Wide-reaching increases in poverty levels across coffee growers are already a thing. As labor leaves for literally any green pastures at all, planting, harvesting, production, and shipping capabilities dwindle, too, reducing and eventually eliminating entire markets. You only have to play Tradle so many times to understand how important coffee exports are to a huge variety of countries.
This is the part where I want to emphasize, again, that Earth’s second most-popular drink, a necessity to individuals and economies the world over, is already under threat. Climate change, like COVID and AI, is a test for all of our choices up to now -- from how we price water, how we run our governments, to how we power our automobiles and homes, to how we (or how we don’t) insure homes and businesses. There are myriad, almost innumerable weak links in the chain, a vast, impossible to fully envision network of interconnected systems.
So with everything else going on, it can seem relatively silly to sweat where your next Pumpkin Spice K-Cup or Iced Brown Sugar Oat Milk Shaken Espresso comes from, but again, I think I’ve made it clear, it’s not silly at all. I’m not fucking around here. I didn’t ask myself, “Hmm should I write about boba tea or coffee this week?”
Coffee is an absolutely essential commodity, and we have fucked around and are now finding out. Arabica and robusta are so damn picky that relocating them to more suitable climates or tinkering with farming practices isn’t going to save anything.
Enter: Liberica excelsa.
If Arabica and robusta are fussy, Liberica is not. Indigenous to West and Central Africa, it was popular in the 1800’s: robust, high yielding with huge fruits, seeds, and trees that live a long, long time, fairly pest and disease resistant, and growing fruitfully in warmer, lower elevations. Huzzah! In 1870’s Southeast Asia, Liberica was the only option as coffee rust “annihilated” Arabica across the continent.
So what happened? Why isn’t it everywhere? Well, Brazilian Arabia absolutely exploded, so that, but also...Liberica excelsa tastes not great, compared to Arabica (robusta also doesn’t taste ideal, which is why it’s usually blended with Arabica).
Or, it didn’t taste great. Apparently, it tasted less delicious then because of particular post-harvesting techniques (pulping, washing, fermenting and drying) around the relatively huge fruits, which -- great news -- we can do differently today.
And we are, as coffee scientists “encourage farmers to improve the harvesting and drying of their Liberica crop” making for far better flavor:
The caffeine content more or less matches Arabica, even if that’s still way less than robusta.
The market for Liberica is growing. You can find it online and in some independent shops. But it is a two-sided market, so — even with climate change — farmers can’t commit to turning over their entire crop it unless the demand is there. And the demand won’t be there unless we talk about how coffee itself is at risk, and ask our independent shops to order it. It’s how we guarantee they can continue doing what they do — powering civilization, and hopefully making a living wage along the way.
Coffee is not dependent on Liberica, nearly every underutilized species is being tested for commercial viability, but with the overall market growing like crazy (since 1990, the total production of major coffee-exporting countries has risen from 5,593,800 metric tonnes to 9,903,180 metric tonnes in 2020), the biggest players have to get more involved.
Starbucks -- buyer of 3% of world’s coffee and certified union-busters -- is co-developing more resilient species of Arabica.
And like anything else at risk because of climate change, we have to go further.
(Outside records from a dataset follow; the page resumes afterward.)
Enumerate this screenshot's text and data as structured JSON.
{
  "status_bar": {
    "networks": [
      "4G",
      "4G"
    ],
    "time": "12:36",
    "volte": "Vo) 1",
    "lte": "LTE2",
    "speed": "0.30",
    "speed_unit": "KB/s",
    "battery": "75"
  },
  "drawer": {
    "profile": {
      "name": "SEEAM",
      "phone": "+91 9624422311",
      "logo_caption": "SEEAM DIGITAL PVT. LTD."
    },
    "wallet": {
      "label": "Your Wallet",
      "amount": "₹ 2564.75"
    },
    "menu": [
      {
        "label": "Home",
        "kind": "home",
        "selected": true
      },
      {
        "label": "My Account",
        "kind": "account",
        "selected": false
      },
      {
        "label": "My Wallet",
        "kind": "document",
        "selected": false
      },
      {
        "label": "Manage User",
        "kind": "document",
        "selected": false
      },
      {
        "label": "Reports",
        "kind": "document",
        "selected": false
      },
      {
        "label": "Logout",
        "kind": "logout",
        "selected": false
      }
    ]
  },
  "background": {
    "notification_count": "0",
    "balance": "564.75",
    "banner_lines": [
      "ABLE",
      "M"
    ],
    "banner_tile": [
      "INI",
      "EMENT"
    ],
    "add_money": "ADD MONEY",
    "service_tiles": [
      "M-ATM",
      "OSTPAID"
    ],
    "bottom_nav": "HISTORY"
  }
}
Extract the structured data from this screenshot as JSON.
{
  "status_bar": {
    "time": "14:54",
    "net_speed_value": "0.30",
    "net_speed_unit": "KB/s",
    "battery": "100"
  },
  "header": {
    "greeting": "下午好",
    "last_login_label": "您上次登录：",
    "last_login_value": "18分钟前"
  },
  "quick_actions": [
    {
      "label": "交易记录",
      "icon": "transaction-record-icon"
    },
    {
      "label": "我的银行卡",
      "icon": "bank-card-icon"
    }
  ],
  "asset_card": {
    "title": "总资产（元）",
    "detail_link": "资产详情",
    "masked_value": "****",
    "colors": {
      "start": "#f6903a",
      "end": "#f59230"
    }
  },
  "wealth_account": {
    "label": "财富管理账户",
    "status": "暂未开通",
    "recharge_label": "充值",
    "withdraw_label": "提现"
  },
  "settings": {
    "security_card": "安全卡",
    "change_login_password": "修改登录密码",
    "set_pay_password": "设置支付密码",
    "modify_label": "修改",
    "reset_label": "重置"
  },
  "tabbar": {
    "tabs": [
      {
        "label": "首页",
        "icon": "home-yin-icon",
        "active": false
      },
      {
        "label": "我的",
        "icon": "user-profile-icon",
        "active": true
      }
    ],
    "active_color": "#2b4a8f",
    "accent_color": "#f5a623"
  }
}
We have to protect the soil, we have to protect Uganda’s low-elevation forests, where excelsa grows. Yields don’t mature until 5-6 years after planting, so we have to take kitchen-sink action, now.
And of course, we have to stop new emissions everywhere, as fast as we possibly can. Like everything else, we can have gratitude for what coffee has done for us and for the people who provided it, and an indebtedness to build a better, more resilient system in a warming world.